Burnished Mud

Mexican Craftsmanship

Burnished mud is the oldest technique. Its name is given because of the technique used to obtain the piece´s glow. It is also known as the mother technique because it preserves pre-Hispanic characteristics in the production process. It belongs to one of the oldest branches of pottery.

It is the technique from which others derive. The pieces elaborated using it have a shiny and smooth aspect. This particular characteristic is distinguished because it is performed with the region´s mud and the pieces are smoothed or polished using river stones. That is how that wonderful glowing aspect is achieved; it is obtained by carving the pieces with a mineral stone known as Pirita.

Molds

For the elaboration of the pieces molds are used, in which the mud mass is poured.

The handles, ears, and clay pastillage details are molded apart and then incrusted in the final piece.

Details

Decoration

The decoration its accomplished with local mud colors. It is through this process that Luis Cortez decorates each one of the pieces with traditional art: floral figures, animals, and distinctive colors.

The burnishing gives that particular brightness to the piece. It is nothing more than the final glow. It is obtained by the eagerness of rubbing the piece´s surface with a mineral stone. What it does is close the pores of the clay, waterproofing the piece without the need of glazing.

Burnishing

Baking

Last step: baking.
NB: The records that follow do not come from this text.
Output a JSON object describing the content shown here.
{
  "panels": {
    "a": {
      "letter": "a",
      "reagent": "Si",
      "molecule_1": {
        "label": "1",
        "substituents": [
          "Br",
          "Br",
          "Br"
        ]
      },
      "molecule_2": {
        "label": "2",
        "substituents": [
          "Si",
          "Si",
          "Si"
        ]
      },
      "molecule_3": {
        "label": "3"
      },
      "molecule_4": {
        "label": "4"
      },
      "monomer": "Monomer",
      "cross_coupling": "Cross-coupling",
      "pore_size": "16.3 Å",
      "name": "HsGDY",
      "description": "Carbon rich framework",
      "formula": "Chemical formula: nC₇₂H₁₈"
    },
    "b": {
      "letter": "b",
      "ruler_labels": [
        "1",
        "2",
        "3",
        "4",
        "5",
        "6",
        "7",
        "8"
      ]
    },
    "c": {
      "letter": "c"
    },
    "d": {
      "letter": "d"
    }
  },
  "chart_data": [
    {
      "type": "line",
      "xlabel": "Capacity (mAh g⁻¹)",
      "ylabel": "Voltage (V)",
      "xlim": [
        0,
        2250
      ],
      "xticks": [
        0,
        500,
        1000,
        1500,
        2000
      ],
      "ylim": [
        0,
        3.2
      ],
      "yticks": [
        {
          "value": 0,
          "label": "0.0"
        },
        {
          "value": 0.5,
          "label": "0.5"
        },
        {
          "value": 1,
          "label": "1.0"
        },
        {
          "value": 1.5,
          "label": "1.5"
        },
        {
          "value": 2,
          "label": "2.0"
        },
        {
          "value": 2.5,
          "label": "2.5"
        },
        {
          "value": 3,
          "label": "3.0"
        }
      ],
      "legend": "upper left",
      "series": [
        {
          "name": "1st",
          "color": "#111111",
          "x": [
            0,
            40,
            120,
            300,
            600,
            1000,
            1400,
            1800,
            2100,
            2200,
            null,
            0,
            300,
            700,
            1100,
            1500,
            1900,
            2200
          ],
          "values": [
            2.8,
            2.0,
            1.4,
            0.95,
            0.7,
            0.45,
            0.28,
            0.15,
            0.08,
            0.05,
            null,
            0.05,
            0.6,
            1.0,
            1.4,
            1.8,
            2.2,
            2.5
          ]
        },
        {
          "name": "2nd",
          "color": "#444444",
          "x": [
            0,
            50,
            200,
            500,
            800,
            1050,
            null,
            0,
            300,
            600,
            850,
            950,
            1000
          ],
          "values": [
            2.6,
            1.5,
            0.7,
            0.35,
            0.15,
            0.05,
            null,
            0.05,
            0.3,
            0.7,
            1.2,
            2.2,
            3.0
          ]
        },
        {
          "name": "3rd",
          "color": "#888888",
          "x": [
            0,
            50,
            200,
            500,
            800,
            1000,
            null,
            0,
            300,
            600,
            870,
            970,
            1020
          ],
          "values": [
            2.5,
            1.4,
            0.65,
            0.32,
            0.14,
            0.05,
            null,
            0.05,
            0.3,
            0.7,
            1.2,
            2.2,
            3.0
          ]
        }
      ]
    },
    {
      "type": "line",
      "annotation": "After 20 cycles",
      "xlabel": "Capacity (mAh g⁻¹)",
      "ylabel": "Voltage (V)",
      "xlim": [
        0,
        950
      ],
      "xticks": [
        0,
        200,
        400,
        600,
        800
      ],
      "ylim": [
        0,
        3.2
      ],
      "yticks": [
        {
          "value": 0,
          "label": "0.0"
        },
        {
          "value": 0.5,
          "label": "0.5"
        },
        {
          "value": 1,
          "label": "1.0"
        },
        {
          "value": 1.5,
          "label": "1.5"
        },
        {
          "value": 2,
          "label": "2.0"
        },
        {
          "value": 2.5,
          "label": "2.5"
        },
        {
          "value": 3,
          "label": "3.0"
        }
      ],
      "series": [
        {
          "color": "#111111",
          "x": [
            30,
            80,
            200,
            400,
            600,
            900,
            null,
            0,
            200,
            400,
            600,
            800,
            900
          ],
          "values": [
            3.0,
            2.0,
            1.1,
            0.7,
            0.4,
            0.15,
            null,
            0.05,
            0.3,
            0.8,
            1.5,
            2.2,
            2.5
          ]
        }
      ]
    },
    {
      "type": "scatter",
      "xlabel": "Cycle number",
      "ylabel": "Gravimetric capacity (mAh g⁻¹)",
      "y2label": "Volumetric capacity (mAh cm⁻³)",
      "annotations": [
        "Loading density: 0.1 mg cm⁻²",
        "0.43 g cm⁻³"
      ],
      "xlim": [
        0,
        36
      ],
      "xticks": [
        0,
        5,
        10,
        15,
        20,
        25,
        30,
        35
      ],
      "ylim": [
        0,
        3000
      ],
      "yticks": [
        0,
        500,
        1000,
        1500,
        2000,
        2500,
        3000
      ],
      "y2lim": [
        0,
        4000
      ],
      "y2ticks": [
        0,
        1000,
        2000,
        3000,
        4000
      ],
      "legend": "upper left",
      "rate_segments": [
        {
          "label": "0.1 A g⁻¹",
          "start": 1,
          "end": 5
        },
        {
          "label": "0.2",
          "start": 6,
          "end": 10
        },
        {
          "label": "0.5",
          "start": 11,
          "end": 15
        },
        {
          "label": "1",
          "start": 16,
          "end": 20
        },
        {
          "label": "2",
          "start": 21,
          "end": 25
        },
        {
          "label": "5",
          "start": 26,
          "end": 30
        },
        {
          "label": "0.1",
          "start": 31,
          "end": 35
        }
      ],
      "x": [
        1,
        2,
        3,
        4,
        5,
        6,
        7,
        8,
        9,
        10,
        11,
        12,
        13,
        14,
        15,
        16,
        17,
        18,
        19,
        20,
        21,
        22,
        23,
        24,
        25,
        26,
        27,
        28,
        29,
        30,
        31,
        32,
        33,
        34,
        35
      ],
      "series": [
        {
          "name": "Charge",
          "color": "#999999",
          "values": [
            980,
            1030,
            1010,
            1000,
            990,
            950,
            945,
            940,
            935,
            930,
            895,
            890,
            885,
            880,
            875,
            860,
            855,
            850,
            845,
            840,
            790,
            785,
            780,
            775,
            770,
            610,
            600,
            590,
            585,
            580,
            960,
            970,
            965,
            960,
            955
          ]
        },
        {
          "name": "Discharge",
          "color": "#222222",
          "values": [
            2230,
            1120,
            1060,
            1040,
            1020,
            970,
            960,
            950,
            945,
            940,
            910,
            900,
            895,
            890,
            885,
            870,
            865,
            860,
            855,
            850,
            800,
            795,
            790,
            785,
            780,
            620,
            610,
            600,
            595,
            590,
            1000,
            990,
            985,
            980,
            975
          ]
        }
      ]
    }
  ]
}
This technique demands that the piece should be finished in a single cooking in gas or wood ovens with temperatures between 650°C and 700°C approximately.

  • When baking with wood, the temperature is measured by eye, because no thermometer is used in the oven.

These days, the pieces elaborated with this technique are only for decorative use, commonly exhibited in art galleries, and are highly valued by collectors from around the world.